A dignidade humana é industriada pelo cabedal de elementos que tornam o homem, pela tão só condição de ser homem, credor de respeito por toda a comunidade humana e portador de direitos invioláveis e inalienáveis que lhe garantem justiça, educação, saúde etc., não podendo ser coisificado pelo Estado nem objeto de engenharia social.

Muito bem. Uma vez mais cito meu pai no verbete sobre o Julgamento de Nuremberg [Leib Soibelman, em sua Enciclopédia Jurídica Soibelman], quando afirma, com grande felicidade no texto, que o julgamento assumiu que, no tocante aos direitos atinentes à dignidade humana, ‘‘o homem é sujeito de direito internacional antes de ser sujeito de um Estado’’.

Que raios significa isto? É muito simples. Significa que os direitos e garantias individuais existem como conquista de toda a civilização ocidental que se refletem na Constituição, não são criados por esta Carta e muito menos desta dependem para existir.

Muito mais ainda, todo cidadão, pela só condição de ser homem, tem o direito pleno de criticar a violação destes direitos fundamentais como membro da comunidade humana, quando tal violação ocorre em todo e qualquer país, não passando de xenofobia estúpida e rasa de Alexandre de Moraes quando afirma, em resposta a Elon Musk,  a cantilena abaixo do nível de grêmio estudantil de que há uma ‘‘antiquíssima mentalidade mercantilista que une o abuso do poder que só visa o lucro com o autoritarismo extremista de novos políticos’’ que ‘‘volta a atacar a soberania do Brasil (…)’’.

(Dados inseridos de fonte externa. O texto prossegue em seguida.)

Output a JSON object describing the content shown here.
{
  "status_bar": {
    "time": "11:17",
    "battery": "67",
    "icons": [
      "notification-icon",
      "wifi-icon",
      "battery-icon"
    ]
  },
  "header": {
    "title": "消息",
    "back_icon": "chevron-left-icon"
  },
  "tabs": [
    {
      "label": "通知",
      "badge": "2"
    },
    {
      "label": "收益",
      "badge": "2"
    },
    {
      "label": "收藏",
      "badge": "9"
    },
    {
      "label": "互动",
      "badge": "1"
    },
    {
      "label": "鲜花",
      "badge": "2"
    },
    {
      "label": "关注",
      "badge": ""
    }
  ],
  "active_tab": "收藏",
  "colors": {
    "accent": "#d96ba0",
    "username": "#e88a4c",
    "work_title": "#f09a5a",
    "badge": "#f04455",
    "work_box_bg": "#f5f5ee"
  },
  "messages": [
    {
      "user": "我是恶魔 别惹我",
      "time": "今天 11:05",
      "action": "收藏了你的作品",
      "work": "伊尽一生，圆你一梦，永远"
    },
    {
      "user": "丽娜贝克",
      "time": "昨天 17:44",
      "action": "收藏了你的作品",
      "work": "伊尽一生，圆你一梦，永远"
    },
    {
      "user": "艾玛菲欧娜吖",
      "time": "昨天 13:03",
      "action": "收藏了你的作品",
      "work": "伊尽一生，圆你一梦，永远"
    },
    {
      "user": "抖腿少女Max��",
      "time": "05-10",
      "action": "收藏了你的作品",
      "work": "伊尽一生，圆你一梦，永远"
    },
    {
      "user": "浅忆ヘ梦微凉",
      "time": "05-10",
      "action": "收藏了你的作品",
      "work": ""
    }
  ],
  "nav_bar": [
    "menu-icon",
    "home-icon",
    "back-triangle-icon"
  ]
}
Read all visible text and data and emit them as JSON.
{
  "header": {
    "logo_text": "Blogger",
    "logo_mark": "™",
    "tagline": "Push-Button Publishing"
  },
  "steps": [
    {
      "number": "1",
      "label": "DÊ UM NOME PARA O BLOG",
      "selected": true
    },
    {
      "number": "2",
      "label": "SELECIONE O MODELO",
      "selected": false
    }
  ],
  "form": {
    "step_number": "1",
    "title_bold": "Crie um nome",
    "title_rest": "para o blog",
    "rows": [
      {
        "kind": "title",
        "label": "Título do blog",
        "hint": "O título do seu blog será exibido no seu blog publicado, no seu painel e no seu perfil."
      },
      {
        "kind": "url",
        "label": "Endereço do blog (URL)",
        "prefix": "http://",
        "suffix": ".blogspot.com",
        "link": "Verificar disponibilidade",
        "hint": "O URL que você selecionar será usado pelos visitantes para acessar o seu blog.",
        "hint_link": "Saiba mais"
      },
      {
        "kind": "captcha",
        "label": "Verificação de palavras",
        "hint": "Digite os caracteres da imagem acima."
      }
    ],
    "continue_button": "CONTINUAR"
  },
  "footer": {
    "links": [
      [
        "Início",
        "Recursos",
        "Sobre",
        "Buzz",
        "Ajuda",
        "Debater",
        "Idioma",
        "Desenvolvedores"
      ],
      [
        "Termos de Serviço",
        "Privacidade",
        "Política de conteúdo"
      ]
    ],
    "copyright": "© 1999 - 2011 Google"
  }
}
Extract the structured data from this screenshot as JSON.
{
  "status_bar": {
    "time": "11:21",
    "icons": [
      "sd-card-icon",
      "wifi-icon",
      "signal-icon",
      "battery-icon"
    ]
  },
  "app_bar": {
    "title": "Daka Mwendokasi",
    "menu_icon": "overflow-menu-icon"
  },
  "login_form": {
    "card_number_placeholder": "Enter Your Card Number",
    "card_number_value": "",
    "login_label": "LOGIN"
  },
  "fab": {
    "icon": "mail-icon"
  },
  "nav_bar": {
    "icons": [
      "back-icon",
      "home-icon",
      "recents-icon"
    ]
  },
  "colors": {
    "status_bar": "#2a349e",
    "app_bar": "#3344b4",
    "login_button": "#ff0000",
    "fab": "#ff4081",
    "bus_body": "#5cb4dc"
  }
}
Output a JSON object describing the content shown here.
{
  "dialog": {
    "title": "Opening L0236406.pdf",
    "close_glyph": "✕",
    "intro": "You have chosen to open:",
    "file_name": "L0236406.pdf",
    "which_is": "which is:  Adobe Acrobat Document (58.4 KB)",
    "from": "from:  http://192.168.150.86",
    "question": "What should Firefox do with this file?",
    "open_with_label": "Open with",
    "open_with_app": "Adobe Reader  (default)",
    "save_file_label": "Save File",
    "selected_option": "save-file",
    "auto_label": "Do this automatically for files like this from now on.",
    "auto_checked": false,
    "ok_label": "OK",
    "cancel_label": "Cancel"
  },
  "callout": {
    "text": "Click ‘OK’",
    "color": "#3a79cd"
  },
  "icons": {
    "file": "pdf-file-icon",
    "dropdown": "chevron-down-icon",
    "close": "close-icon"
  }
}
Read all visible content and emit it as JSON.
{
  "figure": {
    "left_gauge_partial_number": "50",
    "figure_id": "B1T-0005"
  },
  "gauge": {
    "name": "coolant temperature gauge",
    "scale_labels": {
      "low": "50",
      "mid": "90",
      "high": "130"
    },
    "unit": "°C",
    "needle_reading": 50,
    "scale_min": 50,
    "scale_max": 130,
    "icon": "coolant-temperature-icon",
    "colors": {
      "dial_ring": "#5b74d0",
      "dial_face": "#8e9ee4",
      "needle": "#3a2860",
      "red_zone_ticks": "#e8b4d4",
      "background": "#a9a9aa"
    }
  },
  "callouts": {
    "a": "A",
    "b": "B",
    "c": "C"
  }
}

Ora, Musk, assim como todo ser humano do mundo ocidental que é aderente à citada Declaração, está no pleno direito de avaliar quando existe uma patologia democrática constituída por um tiranete em forma de juiz que cassa a palavra de parlamentares e mandatos; prende sem dar acesso aos autos; é capaz de despachos medíocres, onde nem consegue capitular o crime do qual acusa o cidadão; transforma a crítica a ministros em ataque às instituições democráticas, na mais abjeta encarnação do L’État c’est moi; suprime o processo acusatório, tornando-se juiz e acusador ao rejeitar o pedido de arquivamento de inquérito pelo Ministério Público; bane pessoas das redes sociais como pena criada de sua cabeça ou extraída de algum alfarrábio em suas aulas na USP, como fértil ventre de juristas prostituídos; ameaça com multas empresas que manifestem críticas a um projeto de lei, exigindo retratação pública sob pena de sanção econômica e suspensão (caso do Telegram); realiza chantagens judiciais para obtenção de confissão (caso do tenente-coronel Mauro Cid); ameaça prender responsáveis do Twitter brasileiro, que nenhuma ingerência têm na administração dos dados da rede, para ver se impede Musk de reativar contas banidas por sua ordem; devassa conversa de empresários, quebrando seu sigilo, tão só pelo dedo em  riste de Randolfe, um parlamentar que nada mais sabe fazer do que empenhar-se no denuncismo; transforma em incitação a simples manifestação de raiva e indignação (caso do ex-deputado  federal Daniel Silveira); viola a prerrogativa presidencial da graça, transformando o ato político em ato de gestão, para examiná-lo sob a ótica do desvio de finalidade; dogmatiza as urnas, transformando em crime o seu questionamento, imolando, assim, o direito à fiscalização dos poderes públicos estabelecido no artigo 37 da Constituição mediante a publicidade e transparência; estabelece mediante resolução do TSE a supressão de páginas e banimento de pessoas sem contraditório, ainda criando abortivamente um órgão de controle da informação para incrementar o que não se conseguiu mediante a aprovação de um projeto de lei das fake News.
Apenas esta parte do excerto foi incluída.